By May 9, all had transited the Suez Canal and were operating in the Arabian Sea and the Persian Gulf, where they would remain for most of the rest of their deployments.
Much of their time until early summer the trio were involved heavily in the multi-national Operation Sentinel, charged with maintaining freedom of navigation in and out of the heavily transited Strait of Hormuz.
That operation kept the ships busy, often pushing the limits of their training as they battled the unexpected.
On May 25, Nitze was called to assist in the medical evacuation of a Polish merchant mariner aboard the French-flagged Motor Vessel Jules Verne in the Gulf of Aden. The ship quickly launched an MH-60R Sea Hawk helicopter assigned to the “Grandmasters” of Helicopter Maritime Strike Squadron 46, who evacuated the patient and flew him to the Nitze.

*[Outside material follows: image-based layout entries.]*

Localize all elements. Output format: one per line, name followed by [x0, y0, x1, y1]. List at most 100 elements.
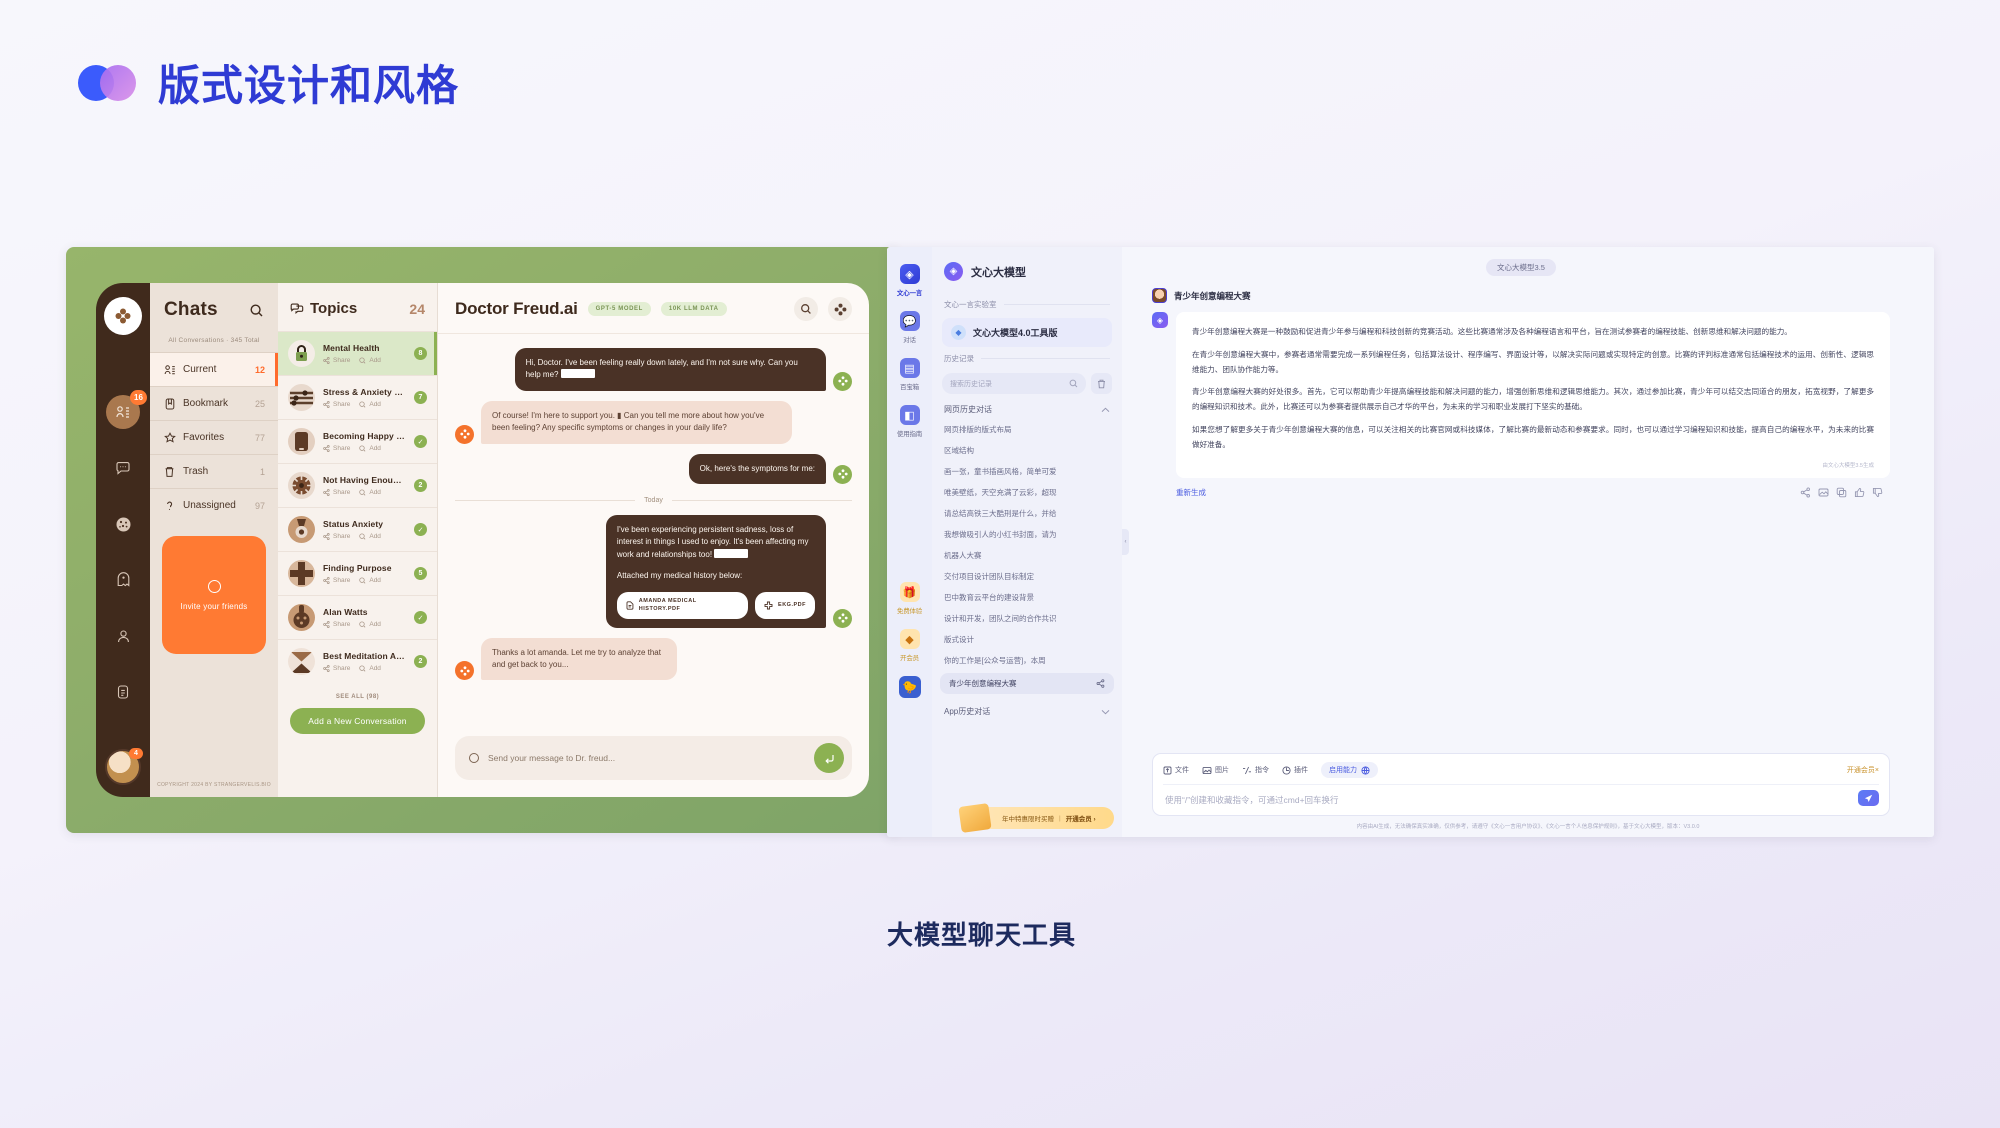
topic-add-action[interactable]: Add: [359, 577, 381, 584]
zh-history-item[interactable]: 画一张，童书插画风格，简单可爱: [932, 461, 1122, 482]
zh-history-item[interactable]: 版式设计: [932, 629, 1122, 650]
search-icon[interactable]: [794, 297, 818, 321]
message-input[interactable]: Send your message to Dr. freud...: [488, 753, 805, 763]
thumbs-down-icon[interactable]: [1872, 487, 1890, 498]
zh-message-input[interactable]: 使用“/”创建和收藏指令，可通过cmd+回车换行: [1163, 785, 1879, 806]
topic-share-action[interactable]: Share: [323, 401, 350, 408]
zh-composer[interactable]: 文件 图片 指令 插件 启用能力 开通会员× 使用“/”创建和收藏指令，可通过c…: [1152, 753, 1890, 816]
rail-item-cookie[interactable]: [106, 507, 140, 541]
zh-history-item[interactable]: 请总结高铁三大酷刑是什么，并给: [932, 503, 1122, 524]
search-icon[interactable]: [249, 303, 264, 318]
question-icon: [163, 499, 176, 512]
zh-history-item[interactable]: 交付项目设计团队目标制定: [932, 566, 1122, 587]
zh-history-item[interactable]: 巴中教育云平台的建设背景: [932, 587, 1122, 608]
sidebar-collapse-handle[interactable]: ‹: [1122, 529, 1129, 555]
zh-rail-item-avatar[interactable]: 🐤: [887, 669, 932, 703]
nav-item-bookmark[interactable]: Bookmark 25: [150, 386, 278, 420]
zh-promo-banner[interactable]: 年中特惠限时买赠 | 开通会员 ›: [958, 803, 1114, 833]
attach-file-button[interactable]: 文件: [1163, 765, 1189, 775]
zh-history-item[interactable]: 你的工作是[公众号运营]，本周: [932, 650, 1122, 671]
search-icon[interactable]: [1069, 379, 1078, 388]
clover-icon[interactable]: [828, 297, 852, 321]
topic-add-action[interactable]: Add: [359, 401, 381, 408]
topic-add-action[interactable]: Add: [359, 621, 381, 628]
topic-status-done-icon: ✓: [414, 435, 427, 448]
topic-add-action[interactable]: Add: [359, 445, 381, 452]
zh-rail-item-toolbox[interactable]: ▤ 百宝箱: [887, 351, 932, 396]
attach-image-button[interactable]: 图片: [1202, 765, 1229, 775]
share-icon[interactable]: [1800, 487, 1818, 498]
rail-item-contacts[interactable]: 16: [106, 390, 147, 429]
copy-icon[interactable]: [1836, 487, 1854, 498]
topic-add-action[interactable]: Add: [359, 489, 381, 496]
nav-item-current[interactable]: Current 12: [150, 352, 278, 386]
zh-history-item[interactable]: 区域结构: [932, 440, 1122, 461]
topic-add-action[interactable]: Add: [359, 665, 381, 672]
share-icon[interactable]: [1096, 679, 1105, 688]
zh-rail-item-vip[interactable]: ◆ 开会员: [887, 622, 932, 667]
rail-items: 16: [106, 390, 147, 709]
zh-history-item[interactable]: 我想做吸引人的小红书封面，请为: [932, 524, 1122, 545]
zh-history-item[interactable]: 机器人大赛: [932, 545, 1122, 566]
topic-row[interactable]: Stress & Anxiety Eve... Share Add 7: [278, 375, 437, 419]
zh-model-card[interactable]: ◆ 文心大模型4.0工具版: [942, 318, 1112, 347]
rail-item-chat[interactable]: [106, 451, 140, 485]
topic-row[interactable]: Alan Watts Share Add ✓: [278, 595, 437, 639]
zh-group-web[interactable]: 网页历史对话: [932, 394, 1122, 419]
zh-rail-item-brand[interactable]: ◈ 文心一言: [887, 257, 932, 302]
zh-search-input[interactable]: 搜索历史记录: [942, 373, 1086, 394]
rail-item-person[interactable]: [106, 619, 140, 653]
nav-item-trash[interactable]: Trash 1: [150, 454, 278, 488]
topic-share-action[interactable]: Share: [323, 445, 350, 452]
topic-share-action[interactable]: Share: [323, 621, 350, 628]
topic-share-action[interactable]: Share: [323, 665, 350, 672]
topic-row[interactable]: Best Meditation Apps Share Add 2: [278, 639, 437, 683]
zh-answer-actions: 重新生成: [1152, 478, 1890, 498]
user-avatar[interactable]: 4: [105, 748, 143, 785]
nav-item-unassigned[interactable]: Unassigned 97: [150, 488, 278, 522]
topic-share-action[interactable]: Share: [323, 489, 350, 496]
nav-item-favorites[interactable]: Favorites 77: [150, 420, 278, 454]
send-button[interactable]: [814, 743, 844, 773]
topic-add-action[interactable]: Add: [359, 357, 381, 364]
image-icon[interactable]: [1818, 487, 1836, 498]
zh-rail-item-guide[interactable]: ◧ 使用指南: [887, 398, 932, 443]
zh-group-app[interactable]: App历史对话: [932, 696, 1122, 721]
topic-share-action[interactable]: Share: [323, 533, 350, 540]
topic-row[interactable]: Status Anxiety Share Add ✓: [278, 507, 437, 551]
enable-ability-pill[interactable]: 启用能力: [1321, 762, 1378, 778]
add-conversation-button[interactable]: Add a New Conversation: [290, 708, 425, 734]
send-button[interactable]: [1858, 790, 1879, 806]
attachment-chip[interactable]: AMANDA MEDICAL HISTORY.PDF: [616, 591, 749, 619]
trash-icon[interactable]: [1091, 373, 1112, 394]
message-composer[interactable]: Send your message to Dr. freud...: [455, 736, 852, 780]
zh-sidebar-title: 文心大模型: [971, 266, 1026, 279]
attach-circle-icon[interactable]: [469, 753, 479, 763]
zh-rail-item-chat[interactable]: 💬 对话: [887, 304, 932, 349]
topic-row[interactable]: Mental Health Share Add 8: [278, 331, 437, 375]
command-button[interactable]: 指令: [1242, 765, 1269, 775]
rail-item-ghost[interactable]: [106, 563, 140, 597]
vip-upgrade-link[interactable]: 开通会员×: [1847, 765, 1879, 775]
zh-history-item-selected[interactable]: 青少年创意编程大赛: [940, 673, 1114, 694]
topic-row[interactable]: Not Having Enough... Share Add 2: [278, 463, 437, 507]
zh-promo-cta[interactable]: 开通会员 ›: [1066, 813, 1096, 823]
invite-friends-card[interactable]: Invite your friends: [162, 536, 266, 654]
topic-info: Alan Watts Share Add: [323, 607, 406, 628]
topic-row[interactable]: Becoming Happy For... Share Add ✓: [278, 419, 437, 463]
topic-share-action[interactable]: Share: [323, 357, 350, 364]
regenerate-button[interactable]: 重新生成: [1176, 487, 1800, 498]
rail-item-document[interactable]: [106, 675, 140, 709]
zh-rail-item-free-trial[interactable]: 🎁 免费体验: [887, 575, 932, 620]
zh-history-item[interactable]: 网页排版的版式布局: [932, 419, 1122, 440]
attachment-chip[interactable]: EKG.PDF: [755, 591, 815, 619]
contacts-icon: [163, 363, 176, 376]
topic-share-action[interactable]: Share: [323, 577, 350, 584]
topic-add-action[interactable]: Add: [359, 533, 381, 540]
topic-row[interactable]: Finding Purpose Share Add 5: [278, 551, 437, 595]
see-all-link[interactable]: SEE ALL (98): [278, 683, 437, 708]
zh-history-item[interactable]: 设计和开发，团队之间的合作共识: [932, 608, 1122, 629]
thumbs-up-icon[interactable]: [1854, 487, 1872, 498]
zh-history-item[interactable]: 唯美壁纸，天空充满了云彩，超现: [932, 482, 1122, 503]
plugin-button[interactable]: 插件: [1282, 765, 1308, 775]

“My crew responded to this mission expeditiously in the spirit of rendering immediate assistance to mariners in distress,” said Cmdr. Zoe Arantz, the ship’s skipper said in a press release at the time.
“Once aboard, my independent duty corpsman immediately went to work transporting the patient to the ship’s main medical in order to better assess his medical condition.
“The patient was stabilized on board Nitze, and was later transferred in “good condition” to the expeditionary mobile base Lewis B. Puller for further medical attention, the release said.
Just after sunrise on June 13, Bainbridge found itself in the international spotlight after it was on the receiving end of a distress call from the Panamian-flagged Merchant Vessel Kokuka Courageous, which was damaged in a suspected Iranian limpet mine attack while leaving the Gulf of Oman, en route to Singapore.
“Twenty-one mariners from the M/V Kokuka Courageous, who abandoned ship, were rescued and are currently aboard USS Bainbridge,” Lt. Col. Earl Brown, spokesman for the U.S. Central Command said in a June 13 press release.
“USS Bainbridge remains in close contact with the M/V Kokuka Courageous and is the on-scene U.S. command authority. No interference with USS Bainbridge, or its mission, will be tolerated,” USS Mason is en route to the scene to provide assistance.”
The ships not only operated with their own strike group, but also spent time with the Kearsarge amphibious ready group, which was also operating in 5th Fleet at the same time.
The ships made multiple port visits in both the 5th and 6th Fleets with the Mason getting a two-day visit in June to June 10, Karachi, Pakistan, no something east coast-based ships do often.
Navy officials haven’t said when the Lincoln or the Leyte Gulf’s cruises will end. The latest extension on station was announced on Oct. 25 by Adm. Bob Burke, the vice chief of naval operations.
“She’s just over eight months right now because, as always, the world gets a vote,” Burke told reporters at the Military Reporters and Editors conference.
“Every sailor knows the world gets a vote, and we’re going to stay and do the job until they’re properly relieved.”